The Unmentioned Cost Of Deficit Spending

Yesterday Power Line posted an article on the impact of massive federal spending.  The article refers to a 2003 paper written by  Thomas Laubach, an economist in the Federal Reserve’s Division of Research and Statistics, titled “New Evidence on the Interest Rate Effects of Budget Deficits and Debt.”   In the paper, Mr. Laubach states:

“This study has shown that statistically significant and economically plausible estimates of the effects of government deficits and debt on interest rates can be obtained by focusing on long-horizon forecasts of future deficits or debt, and future interest rates. The projections of deficits and debt published by the CBO and the OMB are arguably among the best publicly available forecasts for these variables. The effects of these projections manifest themselves at the longer end of the yield curve, as economic reasoning would predict. All else equal, the results of this study suggest that interest rates rise by about 25 basis points in response to a percentage point increase in the projected deficit-to-GDP ratio, and by about 4 basis points in response to a percentage point increase in the projected debt-to-GDP ratio.”

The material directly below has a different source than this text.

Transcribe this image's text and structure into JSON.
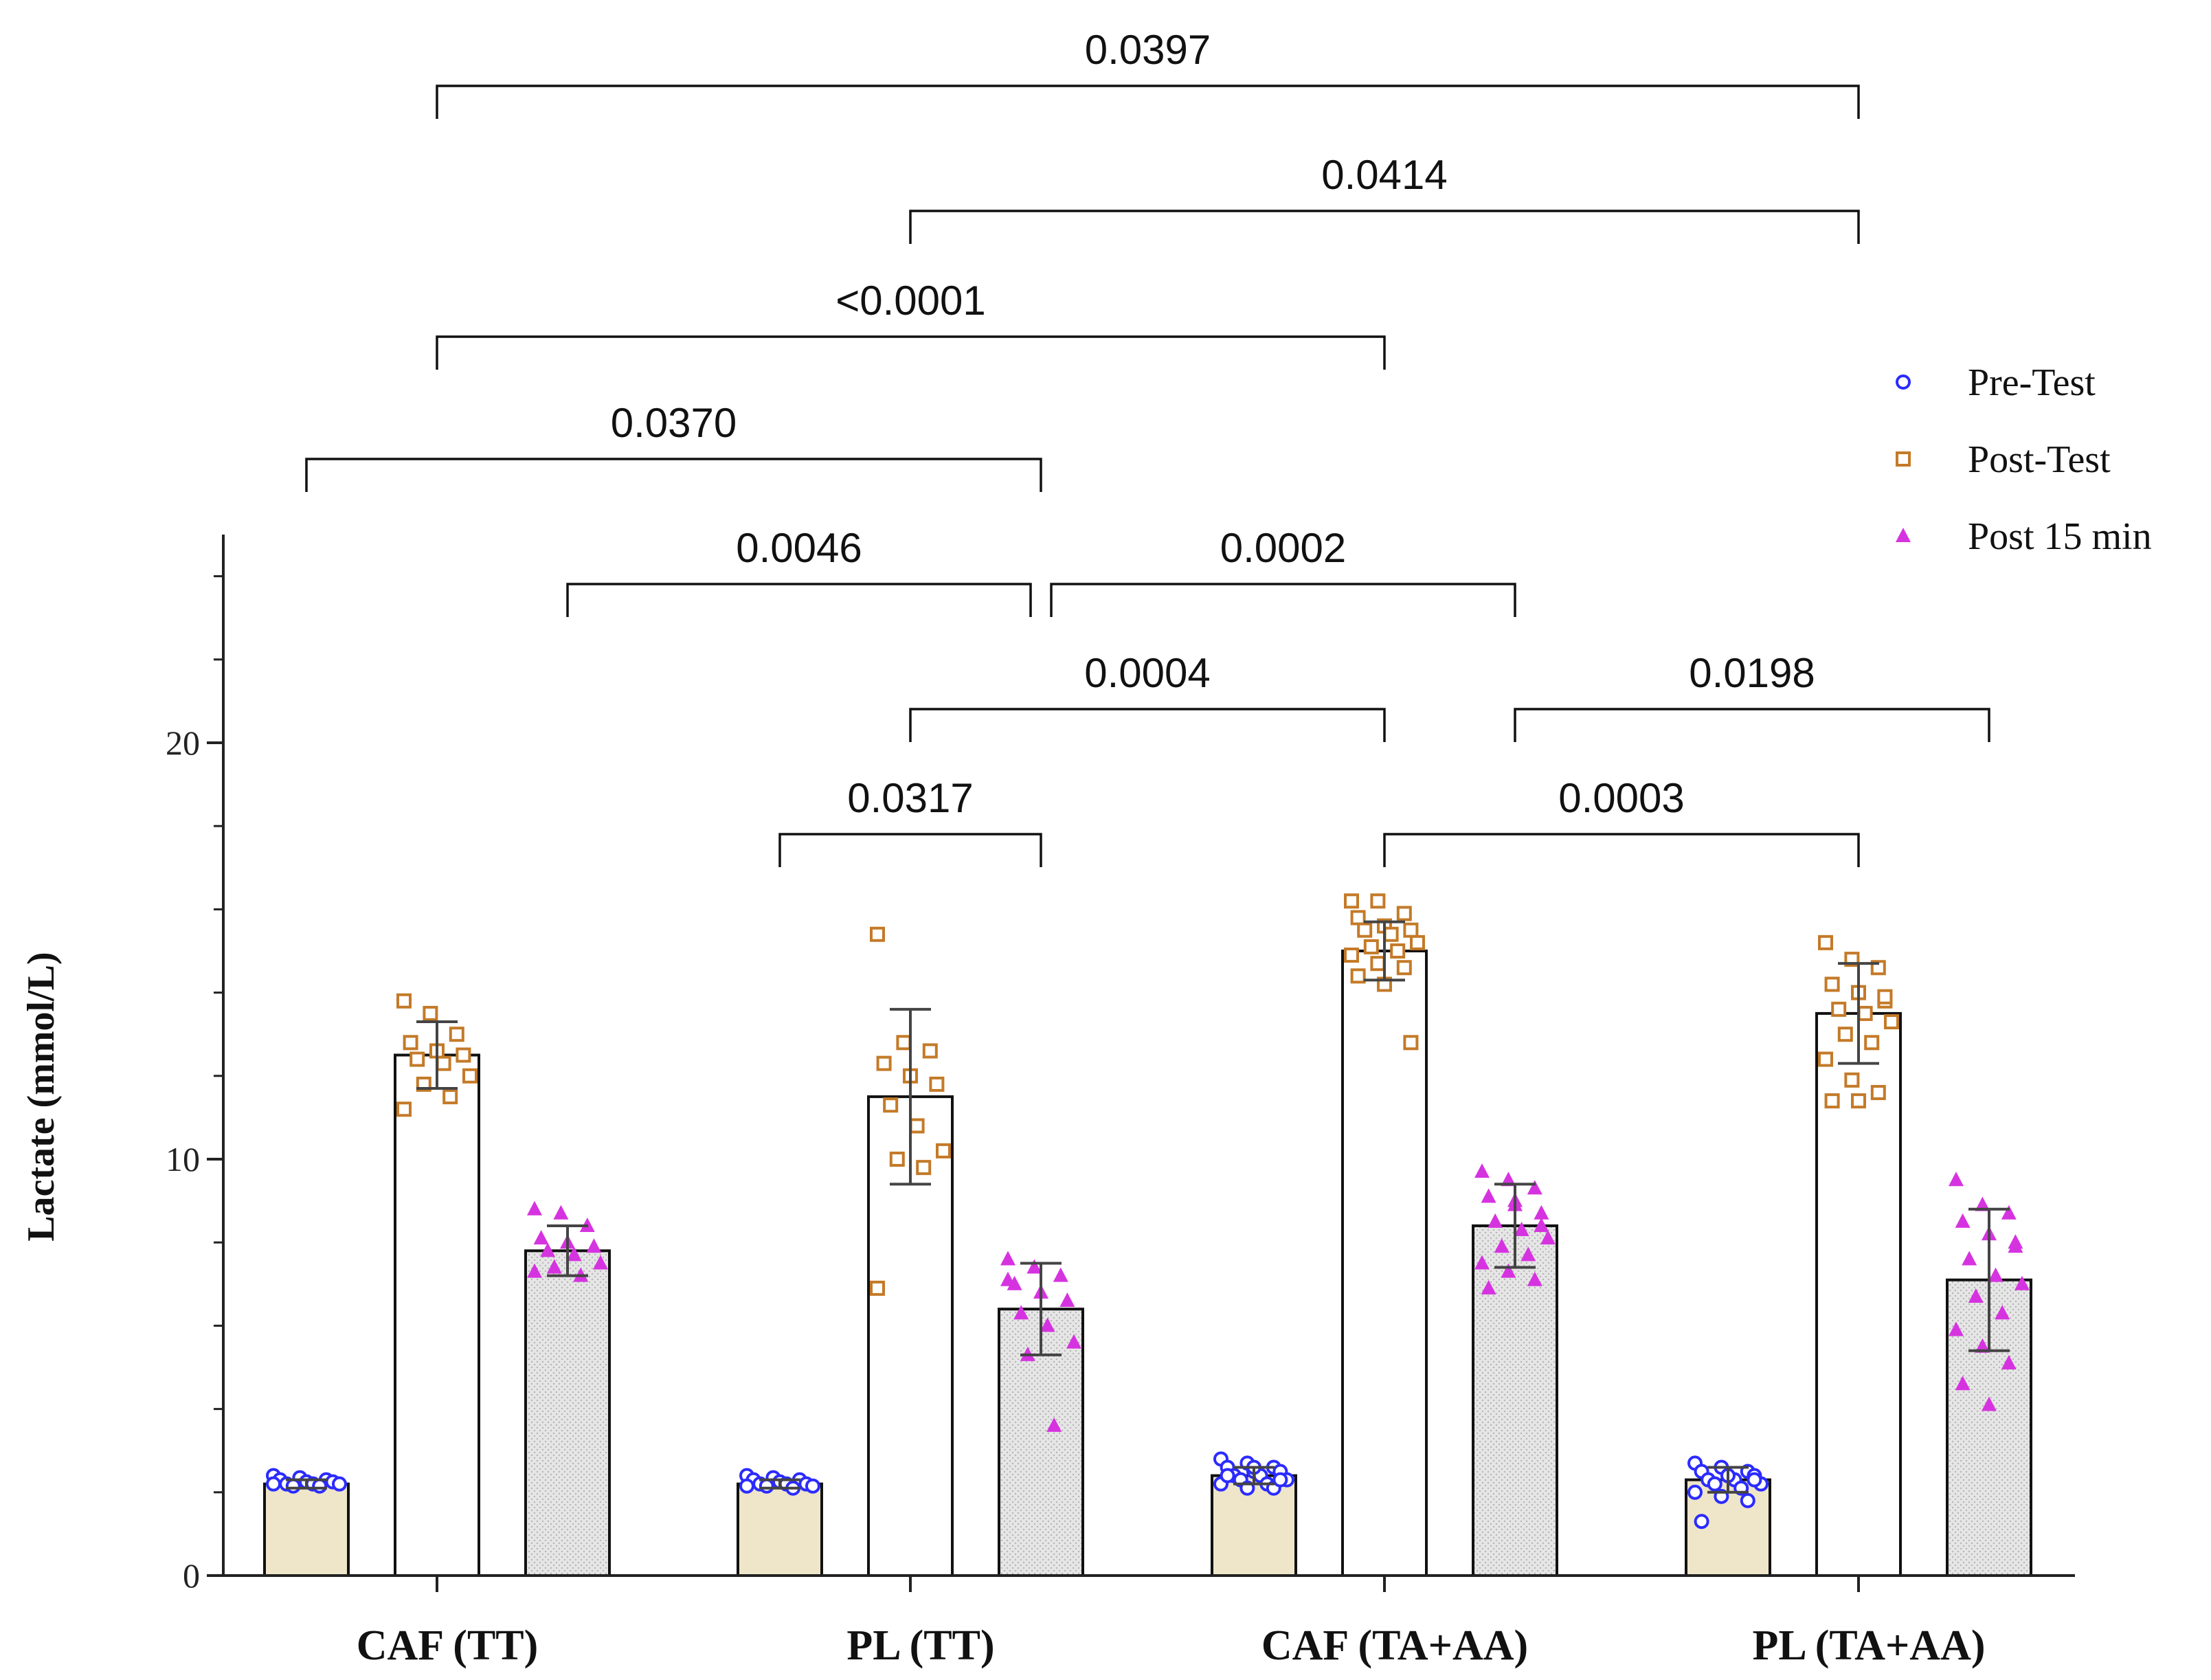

If you are like me, your eyes just glazed over.  Please follow the Power Line link to get the full impact of what this means.  Basically, it means long term interest rates will double, making it more difficult for the government to finance its debt and more difficult for you and I to finance homes, etc.  We need to make some serious Congressional changes in 2010 if we are to head off the financial disaster that is now brewing in our country.